TensorRT-LLM + nvidia/Llama-3.3-70B-Instruct-NVFP4 = 5 tok/s

I ws expecting to see something around 15 to 18tok/s. Is there any tuning needed? This is what I’m doing:

cat << ‘EOF’ > /tmp/config.yml
enable_attention_dp: true
print_iter_log: true

cuda_graph_config:
enable_padding: false
max_batch_size: 1

kv_cache_config:
dtype: fp8
EOF

trtllm-serve “nvidia/Llama-3.3-70B-Instruct-NVFP4” 
–max_batch_size 1 
–max_num_tokens 4096 
–max_seq_len 2048 
–kv_cache_free_gpu_memory_fraction 0.75 
–tp_size 1 --ep_size 1 
–config /tmp/config.yml

How did you come up with that expectation?
Max memory bandwidth on Spark is 273 GB/s.
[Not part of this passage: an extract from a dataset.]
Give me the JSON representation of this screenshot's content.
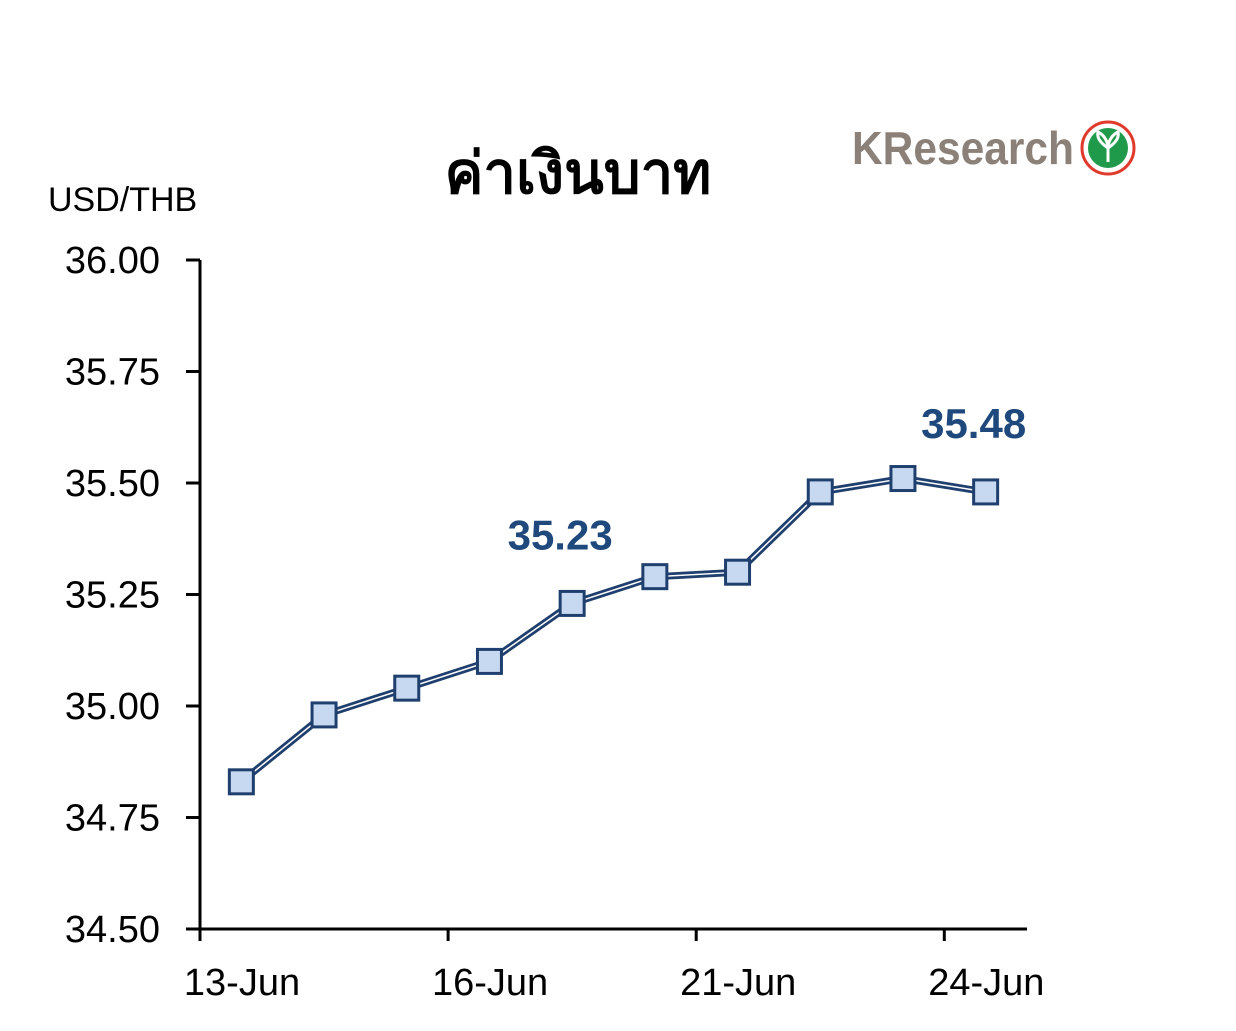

This means that for 70B model in 4-bit quant you will get 273/35=7.8 t/s. And this is a theoretical maximum for a single Spark. In reality, the memory is slower on average, and there is additional overhead, so I’d expect around 6-7 t/s tops for this model.

Thanks for your answer… this clarifies everything.

Some other number for larger deployments

This topic was automatically closed 14 days after the last reply. New replies are no longer allowed.